Sampai hari ini Rani belum bisa memahami nasib baik yang menaungi dirinya. Bagaikan dijatuhi durian runtuh, nasib Rani seketika berubah. Dari gadis miskin yang mengisi hari hari luangnya dengan pekerjaan rumah, seketika menjelma menjadi gadis yang menghabiskan waktu liburannya di Bali. Tiap hari Rani berjalan-jalan di pantai sekitar hotel tempat mereka menginap. Makan satu meja dengan Anthony, belanja dari mulai gantungan kunci sampai dengan baju. Sampai gadget. Betul, gadget. Walaupun barang yang disebutkan terakhir tidak perlu dibeli disini. Namun kenyataannya Anthony memang membelikan Rani gadget di Bali. Anthony masih dengan sangat murah hati membelanjakan uangnya untuk memanjakan Rani, dan juga Ibunya.

Walaupun demikian, Rani menyadari, semahal apapun pakaian yang dikenakannya sekarang, secanggih apapun gadget yang ada di genggamannya, statusnya sebagai anak dari seorang tukang cuci tidak akan pernah berubah. Namun sebagai seorang gadis remaja biasa, mau tidak mau Rani menikmati juga kehidupan ‘mewah’ yang baru saja diberikan padanya oleh Anthony.

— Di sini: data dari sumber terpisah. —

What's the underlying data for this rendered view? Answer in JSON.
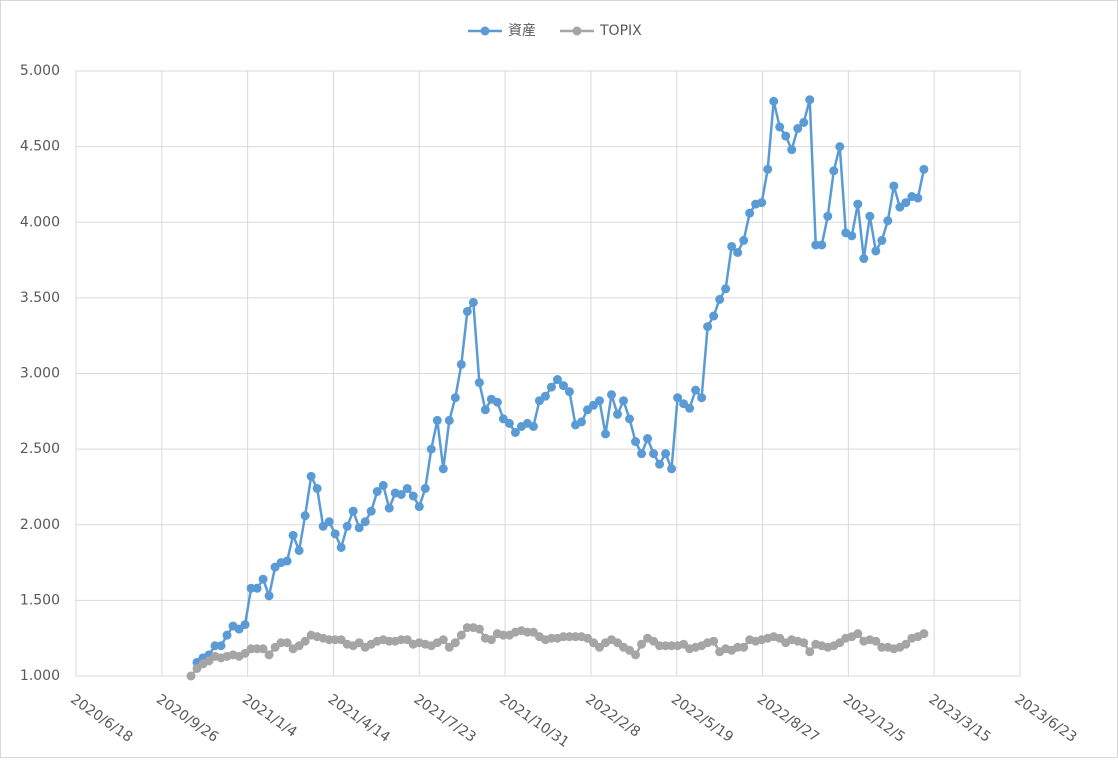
{
  "chart_data": {
    "type": "line",
    "x": [
      "2020/10/30",
      "2020/11/6",
      "2020/11/13",
      "2020/11/20",
      "2020/11/27",
      "2020/12/4",
      "2020/12/11",
      "2020/12/18",
      "2020/12/25",
      "2021/1/1",
      "2021/1/8",
      "2021/1/15",
      "2021/1/22",
      "2021/1/29",
      "2021/2/5",
      "2021/2/12",
      "2021/2/19",
      "2021/2/26",
      "2021/3/5",
      "2021/3/12",
      "2021/3/19",
      "2021/3/26",
      "2021/4/2",
      "2021/4/9",
      "2021/4/16",
      "2021/4/23",
      "2021/4/30",
      "2021/5/7",
      "2021/5/14",
      "2021/5/21",
      "2021/5/28",
      "2021/6/4",
      "2021/6/11",
      "2021/6/18",
      "2021/6/25",
      "2021/7/2",
      "2021/7/9",
      "2021/7/16",
      "2021/7/23",
      "2021/7/30",
      "2021/8/6",
      "2021/8/13",
      "2021/8/20",
      "2021/8/27",
      "2021/9/3",
      "2021/9/10",
      "2021/9/17",
      "2021/9/24",
      "2021/10/1",
      "2021/10/8",
      "2021/10/15",
      "2021/10/22",
      "2021/10/29",
      "2021/11/5",
      "2021/11/12",
      "2021/11/19",
      "2021/11/26",
      "2021/12/3",
      "2021/12/10",
      "2021/12/17",
      "2021/12/24",
      "2021/12/31",
      "2022/1/7",
      "2022/1/14",
      "2022/1/21",
      "2022/1/28",
      "2022/2/4",
      "2022/2/11",
      "2022/2/18",
      "2022/2/25",
      "2022/3/4",
      "2022/3/11",
      "2022/3/18",
      "2022/3/25",
      "2022/4/1",
      "2022/4/8",
      "2022/4/15",
      "2022/4/22",
      "2022/4/29",
      "2022/5/6",
      "2022/5/13",
      "2022/5/20",
      "2022/5/27",
      "2022/6/3",
      "2022/6/10",
      "2022/6/17",
      "2022/6/24",
      "2022/7/1",
      "2022/7/8",
      "2022/7/15",
      "2022/7/22",
      "2022/7/29",
      "2022/8/5",
      "2022/8/12",
      "2022/8/19",
      "2022/8/26",
      "2022/9/2",
      "2022/9/9",
      "2022/9/16",
      "2022/9/23",
      "2022/9/30",
      "2022/10/7",
      "2022/10/14",
      "2022/10/21",
      "2022/10/28",
      "2022/11/4",
      "2022/11/11",
      "2022/11/18",
      "2022/11/25",
      "2022/12/2",
      "2022/12/9",
      "2022/12/16",
      "2022/12/23",
      "2022/12/30",
      "2023/1/6",
      "2023/1/13",
      "2023/1/20",
      "2023/1/27",
      "2023/2/3",
      "2023/2/10",
      "2023/2/17",
      "2023/2/24",
      "2023/3/3"
    ],
    "series": [
      {
        "name": "資産",
        "color": "#5b9bd5",
        "values": [
          null,
          1.09,
          1.12,
          1.14,
          1.2,
          1.2,
          1.27,
          1.33,
          1.31,
          1.34,
          1.58,
          1.58,
          1.64,
          1.53,
          1.72,
          1.75,
          1.76,
          1.93,
          1.83,
          2.06,
          2.32,
          2.24,
          1.99,
          2.02,
          1.94,
          1.85,
          1.99,
          2.09,
          1.98,
          2.02,
          2.09,
          2.22,
          2.26,
          2.11,
          2.21,
          2.2,
          2.24,
          2.19,
          2.12,
          2.24,
          2.5,
          2.69,
          2.37,
          2.69,
          2.84,
          3.06,
          3.41,
          3.47,
          2.94,
          2.76,
          2.83,
          2.81,
          2.7,
          2.67,
          2.61,
          2.65,
          2.67,
          2.65,
          2.82,
          2.85,
          2.91,
          2.96,
          2.92,
          2.88,
          2.66,
          2.68,
          2.76,
          2.79,
          2.82,
          2.6,
          2.86,
          2.73,
          2.82,
          2.7,
          2.55,
          2.47,
          2.57,
          2.47,
          2.4,
          2.47,
          2.37,
          2.84,
          2.8,
          2.77,
          2.89,
          2.84,
          3.31,
          3.38,
          3.49,
          3.56,
          3.84,
          3.8,
          3.88,
          4.06,
          4.12,
          4.13,
          4.35,
          4.8,
          4.63,
          4.57,
          4.48,
          4.62,
          4.66,
          4.81,
          3.85,
          3.85,
          4.04,
          4.34,
          4.5,
          3.93,
          3.91,
          4.12,
          3.76,
          4.04,
          3.81,
          3.88,
          4.01,
          4.24,
          4.1,
          4.13,
          4.17,
          4.16,
          4.35
        ]
      },
      {
        "name": "TOPIX",
        "color": "#a5a5a5",
        "values": [
          1.0,
          1.05,
          1.08,
          1.1,
          1.13,
          1.12,
          1.13,
          1.14,
          1.13,
          1.15,
          1.18,
          1.18,
          1.18,
          1.14,
          1.19,
          1.22,
          1.22,
          1.18,
          1.2,
          1.23,
          1.27,
          1.26,
          1.25,
          1.24,
          1.24,
          1.24,
          1.21,
          1.2,
          1.22,
          1.19,
          1.21,
          1.23,
          1.24,
          1.23,
          1.23,
          1.24,
          1.24,
          1.21,
          1.22,
          1.21,
          1.2,
          1.22,
          1.24,
          1.19,
          1.22,
          1.27,
          1.32,
          1.32,
          1.31,
          1.25,
          1.24,
          1.28,
          1.27,
          1.27,
          1.29,
          1.3,
          1.29,
          1.29,
          1.26,
          1.24,
          1.25,
          1.25,
          1.26,
          1.26,
          1.26,
          1.26,
          1.25,
          1.22,
          1.19,
          1.22,
          1.24,
          1.22,
          1.19,
          1.17,
          1.14,
          1.21,
          1.25,
          1.23,
          1.2,
          1.2,
          1.2,
          1.2,
          1.21,
          1.18,
          1.19,
          1.2,
          1.22,
          1.23,
          1.16,
          1.18,
          1.17,
          1.19,
          1.19,
          1.24,
          1.23,
          1.24,
          1.25,
          1.26,
          1.25,
          1.22,
          1.24,
          1.23,
          1.22,
          1.16,
          1.21,
          1.2,
          1.19,
          1.2,
          1.22,
          1.25,
          1.26,
          1.28,
          1.23,
          1.24,
          1.23,
          1.19,
          1.19,
          1.18,
          1.19,
          1.21,
          1.25,
          1.26,
          1.28
        ]
      }
    ],
    "xlim": [
      "2020/6/18",
      "2023/6/23"
    ],
    "xticks": [
      "2020/6/18",
      "2020/9/26",
      "2021/1/4",
      "2021/4/14",
      "2021/7/23",
      "2021/10/31",
      "2022/2/8",
      "2022/5/19",
      "2022/8/27",
      "2022/12/5",
      "2023/3/15",
      "2023/6/23"
    ],
    "ylim": [
      1,
      5
    ],
    "yticks": [
      {
        "value": 1,
        "label": "1.000"
      },
      {
        "value": 1.5,
        "label": "1.500"
      },
      {
        "value": 2,
        "label": "2.000"
      },
      {
        "value": 2.5,
        "label": "2.500"
      },
      {
        "value": 3,
        "label": "3.000"
      },
      {
        "value": 3.5,
        "label": "3.500"
      },
      {
        "value": 4,
        "label": "4.000"
      },
      {
        "value": 4.5,
        "label": "4.500"
      },
      {
        "value": 5,
        "label": "5.000"
      }
    ],
    "grid": true,
    "legend": "top"
  }
}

Sekarang Rani sedang menikmati malam terakhirnya di Bali, karena Anthony harus kembali ke Jakarta besok. Dan penuh rasa syukur Rani menatap laut yang hitam pekat dihadapannya. Puluhan lampu kelap kelip tampak dari kejauhan. Pemandangan yang, sebelumnya, hanya bisa dilihat Rani dari buku, majalah, atau acara televisi. Gadis itu berdiri di balkon president suite room pada hotel tempat mereka menginap. Suara desiran ombak terdengar merdu di telinga Rani. Apakah nasibnya sekarang sudah berubah? Pertanyaan itu berkali kali terngiang dalam benak Rani.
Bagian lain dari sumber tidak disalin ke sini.